How to add a foreign key to a table with zero downtime

Wait! What? 
Does adding a foreign key to database tables cause downtime?

The short answer is yes; due to the need to lock on the entire table for some time which may lead to prevent writing to the table, causing all incoming requests to timeout, and hence downtime for the entire service that uses the database.

Many forms of the ALTER TABLE command requires an ACCESS EXCLUSIVE LOCK; which will block read & write traffic to the table until the command finishes.

Now let’s imagine we need to add a foreign key constraint to our table and let’s say you already have the column that will be the foreign key (i.e. either it’s already existing before or you’ve just created it using the ADD COLUMN command)1.

Since adding a foreign key to a table is actually adding a new constraint to it, so a full scan to the table has to be done to make sure every single row is satisfying this new constraint.
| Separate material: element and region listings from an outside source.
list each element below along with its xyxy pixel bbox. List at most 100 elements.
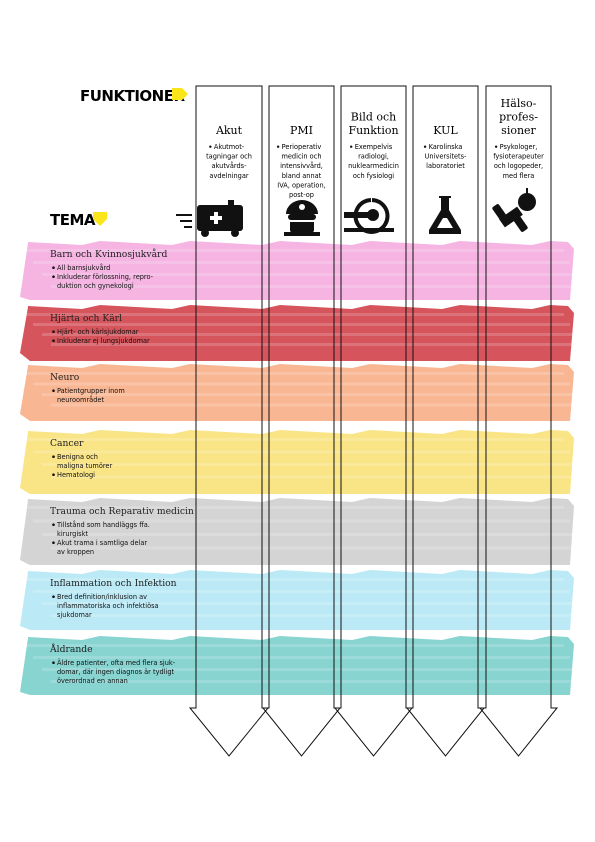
brush-stroke <box>42 602 576 605</box>
theme-bullet-line: Patientgrupper inom <box>57 387 125 395</box>
funktioner-marker <box>172 88 188 100</box>
theme-bullet-line: inflammatoriska och infektiösa <box>57 602 159 610</box>
column-bullet-line: bland annat <box>282 172 322 180</box>
bullet-dot <box>350 145 353 148</box>
column-bullet-line: akutvårds- <box>212 161 248 170</box>
brush-stroke <box>51 475 582 479</box>
flask-icon <box>429 196 461 234</box>
column-title: Bild och <box>351 111 397 124</box>
brush-stroke <box>24 438 564 441</box>
brush-stroke <box>51 546 582 550</box>
column-bullet-line: tagningar och <box>206 153 252 161</box>
bullet-dot <box>52 473 55 477</box>
bullet-dot <box>276 145 280 148</box>
theme-bullet-line: Inkluderar ej lungsjukdomar <box>57 337 150 345</box>
bullet-dot <box>209 145 212 148</box>
column-arrow <box>333 85 414 757</box>
brush-stroke <box>24 372 564 375</box>
column-bullet-line: och logopeder, <box>494 162 543 170</box>
theme-bullet-line: Bred definition/inklusion av <box>57 593 147 601</box>
column-bullet-line: medicin och <box>281 153 321 161</box>
theme-bullet-line: domar, där ingen diagnos är tydligt <box>57 668 175 676</box>
bullet-dot <box>52 389 55 393</box>
theme-bullet-line: kirurgiskt <box>57 530 88 538</box>
column-title: KUL <box>433 124 458 137</box>
theme-title: Hjärta och Kärl <box>50 313 122 324</box>
theme-title: Åldrande <box>49 643 93 655</box>
brush-stroke <box>33 382 570 386</box>
theme-title: Neuro <box>50 372 80 383</box>
theme-bullet-line: Hjärt- och kärlsjukdomar <box>57 328 139 336</box>
icons <box>176 188 536 237</box>
bullet-dot <box>52 523 55 526</box>
column-bullet-line: och fysiologi <box>353 172 394 180</box>
theme-band <box>20 364 574 421</box>
column-title: sioner <box>501 124 536 137</box>
column-bullet-line: radiologi, <box>358 153 389 161</box>
column-bullet-line: Universitets- <box>425 153 467 161</box>
column-bullet-line: med flera <box>503 172 535 180</box>
column-bullet-line: fysioterapeuter <box>493 153 544 161</box>
brush-stroke <box>51 614 582 617</box>
brush-stroke <box>33 450 570 454</box>
theme-band <box>20 241 574 300</box>
brush-stroke <box>51 680 582 683</box>
brush-stroke <box>42 393 576 396</box>
brush-stroke <box>42 333 576 336</box>
bullet-dot <box>52 595 55 598</box>
brush-stroke <box>24 313 564 316</box>
brush-stroke <box>24 249 564 252</box>
brush-stroke <box>24 578 564 581</box>
column-arrow <box>478 85 559 757</box>
theme-bullet-line: sjukdomar <box>57 611 92 619</box>
funktioner-heading: FUNKTIONER <box>80 87 185 105</box>
theme-title: Inflammation och Infektion <box>50 578 177 589</box>
column-bullet-line: Karolinska <box>429 143 463 151</box>
column-bullet-line: nuklearmedicin <box>348 162 399 170</box>
column-title: Akut <box>215 124 243 137</box>
brush-stroke <box>51 285 582 288</box>
brush-stroke <box>42 668 576 671</box>
theme-bullet-line: överordnad en annan <box>57 677 128 685</box>
column-bullet-line: Akutmot- <box>214 143 245 151</box>
brush-stroke <box>33 519 570 523</box>
theme-title: Trauma och Reparativ medicin <box>50 506 194 517</box>
theme-bullet-line: Akut trama i samtliga delar <box>57 539 147 547</box>
theme-band <box>20 305 574 361</box>
theme-band <box>20 430 574 494</box>
theme-bullet-line: Inkluderar förlossning, repro- <box>57 273 154 281</box>
column-arrow <box>261 85 342 757</box>
column-bullet-line: avdelningar <box>209 172 248 180</box>
surgeon-icon <box>284 200 320 236</box>
theme-title: Barn och Kvinnosjukvård <box>50 248 167 260</box>
theme-bullet-line: av kroppen <box>57 548 94 556</box>
column-bullet-line: Perioperativ <box>282 143 322 151</box>
theme-bullet-line: Benigna och <box>57 453 98 461</box>
brush-stroke <box>51 403 582 407</box>
column-bullet-line: intensivvård, <box>280 161 323 170</box>
brush-stroke <box>33 261 570 264</box>
theme-band <box>20 498 574 565</box>
bullet-dot <box>52 455 55 459</box>
bullet-dot <box>52 266 55 270</box>
column-arrow <box>188 85 270 757</box>
column-bullet-line: IVA, operation, <box>277 181 326 189</box>
imaging-icon <box>344 198 394 234</box>
column-bullet-line: Psykologer, <box>500 143 538 151</box>
theme-band <box>20 636 574 695</box>
column-title: Funktion <box>348 124 398 137</box>
bullet-dot <box>52 661 55 664</box>
bullet-dot <box>52 330 55 334</box>
theme-bullet-line: Hematologi <box>57 471 95 479</box>
brush-stroke <box>42 273 576 276</box>
theme-bullet-line: All barnsjukvård <box>57 263 110 272</box>
theme-band <box>20 570 574 630</box>
brush-stroke <box>42 533 576 536</box>
theme-bullet-line: neuroområdet <box>57 395 104 404</box>
theme-bullet-line: Äldre patienter, ofta med flera sjuk- <box>57 658 176 667</box>
brush-stroke <box>42 463 576 466</box>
Normally, this form will cause a scan of the table to verify that all existing rows in the table satisfy the new constraint.

PostgreSQL Official Documentation

Luckily, unlike most forms of ADD table_constraint, adding a foreign key requires only a SHARE ROW EXCLUSIVE lock. This means that read access will still available, but insert/update/delete will be blocked until the command finishes. 

Note that ADD FOREIGN KEY also acquires a SHARE ROW EXCLUSIVE lock on the referenced table, in addition to the lock on the table on which the constraint is declared.

PostgreSQL Official Documentation

Given the fact that a table full scan has to be done and will take a long time if it has millions of rows, and at the same time, nothing but SELECT is allowed; most probably your service will start to complain right after starting executing that expensive command. 

So now the question is what should you do if you need to add a foreign key without blocking writes into your table if it has millions of rows?

The answer is to use the NOT VALID keyword. This option will tell your database: “Okay, please add the foreign key constraint for me, but don’t care about the currently existing data that might contradict the new constraint, and only enforce the constraint against the subsequent inserts of updates”.

If the NOT VALID option is used, this potentially-lengthy scan is skipped. The constraint will still be enforced against subsequent inserts or updates (that is, they’ll fail unless there is a matching row in the referenced table, in the case of foreign keys, or they’ll fail unless the new row matches the specified check condition).

PostgreSQL Official Documentation

One note to mention here is that if the column you added is new (added right before creating the foreign key), then nothing to worry about. But if that column was already there and has some data; you need to make sure (on the application level) that this table might have invalid references to the intended table. So you have to handle that yourself.

After that, a VALIDATE CONSTRAINT command can be issued to verify that existing rows satisfy the constraint. The validation step does not need to lock out concurrent updates, since it knows that other transactions will be enforcing the constraint for rows that they insert or update; only pre-existing rows need to be checked. Hence, validation acquires only a SHARE UPDATE EXCLUSIVE lock on the table being altered. (If the constraint is a foreign key then a ROW SHARE lock is also required on the table referenced by the constraint.).

PostgreSQL Official Documentation

  1. Adding a new column to a table with millions of records can be tricky. It’s out of this article scope, but for now and to be on the safe side; we can say that make sure to add the new columns and make them nullable.